Table of Content

Payday Super

Payday Super means Australian employers must pay eligible workers’ superannuation guarantee contributions on payday, not later in a quarterly batch.

Payday Super is an Australian payroll reform that starts on 1 July 2026. From that date, employers need to pay superannuation guarantee (SG) contributions at the same time they pay salary and wages, with contributions generally reaching the employee’s nominated super fund within 7 business days.

The change is not only a payment-date issue. It affects payroll setup, employee fund details, cash flow planning, clearing house workflows, and how quickly errors need to be fixed. The ATO’s Payday Super guidance explains the 1 July 2026 start date, the 7 business day timing rule, qualifying earnings, and the software reporting changes.

Where Payday Super Appears

You will usually see Payday Super in:

Small employers that currently use the ATO Small Business Superannuation Clearing House also need a replacement process. The ATO says the SBSCH will close permanently from 1 July 2026, so existing users should choose an alternative payment method, switch before that date, and download records before the service closes.

For a practical transition plan, see the SBSCH closure and Payday Super checklist.

How Payday Super Works In Practice

Before Payday Super, many employers paid SG at least quarterly. Under Payday Super, the rhythm moves closer to the pay run.

In practice, an employer needs to:

  1. Run payroll and calculate SG for eligible workers.
  2. Check employee super fund details before the payment is sent.
  3. Pay the super contribution on payday through a compliant process.
  4. Resolve rejected or returned contributions quickly.
  5. Keep payroll, payment, and correction records clear.

The ATO’s Payday Super guidance says SG will be calculated as 12% of an employee’s qualifying earnings from 1 July 2026, and that STP-enabled products need to support the new reporting code for qualifying earnings.

Simple Example

A cafe pays staff every Friday. Before Payday Super, the cafe may have paid super after the end of the quarter.

From 1 July 2026, the cafe needs to include super in the weekly payroll routine. If a worker’s eligible earnings for the week attract a $96 SG contribution, that super payment needs to be sent on payday and generally reach the worker’s super fund within 7 business days.

The bookkeeping impact is practical: super becomes a regular cash outflow beside wages, not a quarterly amount that can be forgotten until later.

Why Payday Super Matters

Payday Super matters because late or incorrect super payments can create compliance costs, employee trust issues, and extra payroll clean-up work. For small businesses, the biggest operational changes are usually timing, data quality, and cash flow.
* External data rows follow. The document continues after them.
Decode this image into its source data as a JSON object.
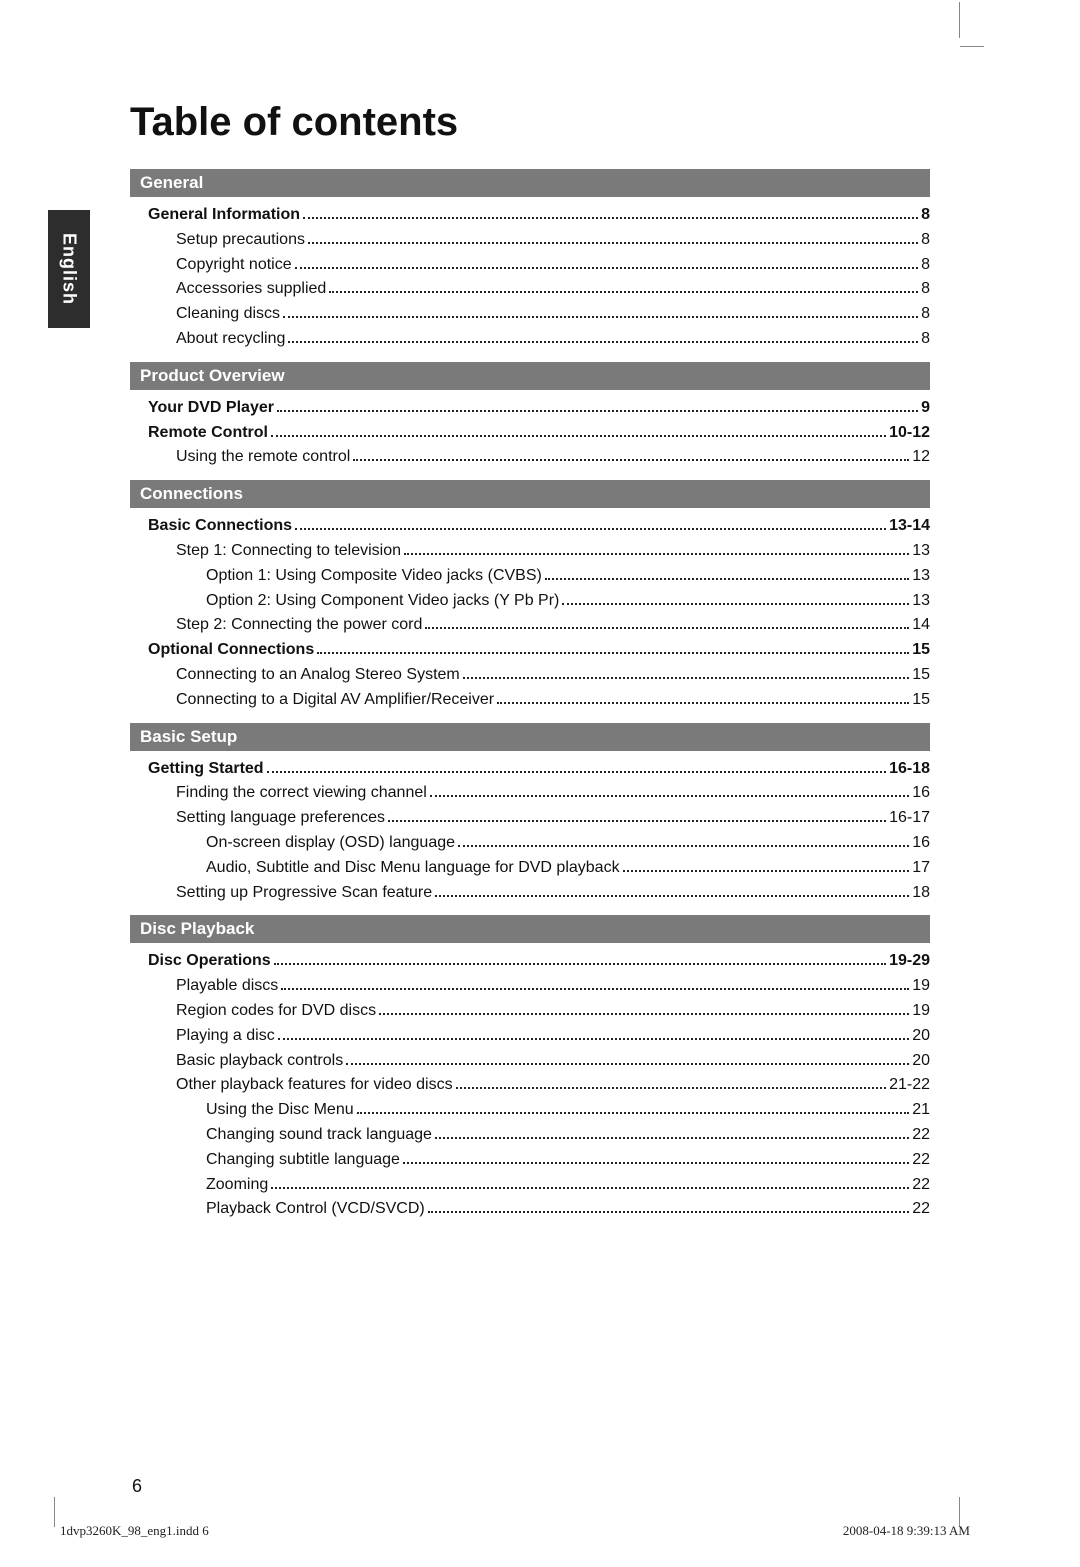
{
  "title": "Table of contents",
  "language_tab": "English",
  "page_number": "6",
  "footer_left": "1dvp3260K_98_eng1.indd   6",
  "footer_right": "2008-04-18   9:39:13 AM",
  "colors": {
    "section_header_bg": "#7a7a7a",
    "section_header_fg": "#ffffff",
    "lang_tab_bg": "#2d2d2d",
    "lang_tab_fg": "#ffffff",
    "page_bg": "#ffffff",
    "text": "#111111"
  },
  "typography": {
    "title_fontsize": 40,
    "section_header_fontsize": 17,
    "row_fontsize": 16,
    "footer_fontsize": 13
  },
  "sections": [
    {
      "header": "General",
      "items": [
        {
          "level": 0,
          "label": "General Information",
          "page": "8"
        },
        {
          "level": 1,
          "label": "Setup precautions",
          "page": "8"
        },
        {
          "level": 1,
          "label": "Copyright notice",
          "page": "8"
        },
        {
          "level": 1,
          "label": "Accessories supplied",
          "page": "8"
        },
        {
          "level": 1,
          "label": "Cleaning discs",
          "page": "8"
        },
        {
          "level": 1,
          "label": "About recycling",
          "page": "8"
        }
      ]
    },
    {
      "header": "Product Overview",
      "items": [
        {
          "level": 0,
          "label": "Your DVD Player",
          "page": "9"
        },
        {
          "level": 0,
          "label": "Remote Control",
          "page": "10-12"
        },
        {
          "level": 1,
          "label": "Using the remote control",
          "page": "12"
        }
      ]
    },
    {
      "header": "Connections",
      "items": [
        {
          "level": 0,
          "label": "Basic Connections",
          "page": "13-14"
        },
        {
          "level": 1,
          "label": "Step 1: Connecting to television",
          "page": "13"
        },
        {
          "level": 2,
          "label": "Option 1: Using Composite Video jacks (CVBS)",
          "page": "13"
        },
        {
          "level": 2,
          "label": "Option 2: Using Component Video jacks (Y Pb Pr)",
          "page": "13"
        },
        {
          "level": 1,
          "label": "Step 2: Connecting the power cord",
          "page": "14"
        },
        {
          "level": 0,
          "label": "Optional Connections",
          "page": "15"
        },
        {
          "level": 1,
          "label": "Connecting to an Analog Stereo System",
          "page": "15"
        },
        {
          "level": 1,
          "label": "Connecting to a Digital AV Amplifier/Receiver",
          "page": "15"
        }
      ]
    },
    {
      "header": "Basic Setup",
      "items": [
        {
          "level": 0,
          "label": "Getting Started",
          "page": "16-18"
        },
        {
          "level": 1,
          "label": "Finding the correct viewing channel",
          "page": "16"
        },
        {
          "level": 1,
          "label": "Setting language preferences",
          "page": "16-17"
        },
        {
          "level": 2,
          "label": "On-screen display (OSD) language",
          "page": "16"
        },
        {
          "level": 2,
          "label": "Audio, Subtitle and Disc Menu language for DVD playback",
          "page": "17"
        },
        {
          "level": 1,
          "label": "Setting up Progressive Scan feature",
          "page": "18"
        }
      ]
    },
    {
      "header": "Disc Playback",
      "items": [
        {
          "level": 0,
          "label": "Disc Operations",
          "page": "19-29"
        },
        {
          "level": 1,
          "label": "Playable discs",
          "page": "19"
        },
        {
          "level": 1,
          "label": "Region codes for DVD discs",
          "page": "19"
        },
        {
          "level": 1,
          "label": "Playing a disc",
          "page": "20"
        },
        {
          "level": 1,
          "label": "Basic playback controls",
          "page": "20"
        },
        {
          "level": 1,
          "label": "Other playback features for video discs",
          "page": "21-22"
        },
        {
          "level": 2,
          "label": "Using the Disc Menu",
          "page": "21"
        },
        {
          "level": 2,
          "label": "Changing sound track language",
          "page": "22"
        },
        {
          "level": 2,
          "label": "Changing subtitle language",
          "page": "22"
        },
        {
          "level": 2,
          "label": "Zooming",
          "page": "22"
        },
        {
          "level": 2,
          "label": "Playback Control (VCD/SVCD)",
          "page": "22"
        }
      ]
    }
  ]
}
Employee fund details, member numbers, contribution amounts, payment references, and clearing house responses need to be reviewed much closer to payday. If a contribution is rejected because fund details are wrong, the business has less time to fix the issue.

Payday Super also makes connected payroll and accounting records more useful. Super liabilities, wages, bank payments, and reports should line up so the business can see what has been paid, what is still pending, and what may need correction.

Easy Way To Remember It

Payday Super moves super from the end of the quarter to the pay run.

How Gimbla Can Help

Gimbla helps Australian small businesses keep payroll, STP, super records, and accounting reports closer together. That makes it easier to review pay runs, check super amounts, and plan for more frequent super payments before the quarterly habit disappears.

Start with Gimbla’s Payday Super Ready page, then review employee setup with the create an employee guide. If you pay contractors who may need super, use the paying super for contractors guide as part of your review.

Helpful Gimbla Guides

In Short

Payday Super changes when Australian employers pay super. From 1 July 2026, super belongs in the payday workflow, alongside wages, payroll checks, STP reporting, and cash flow planning.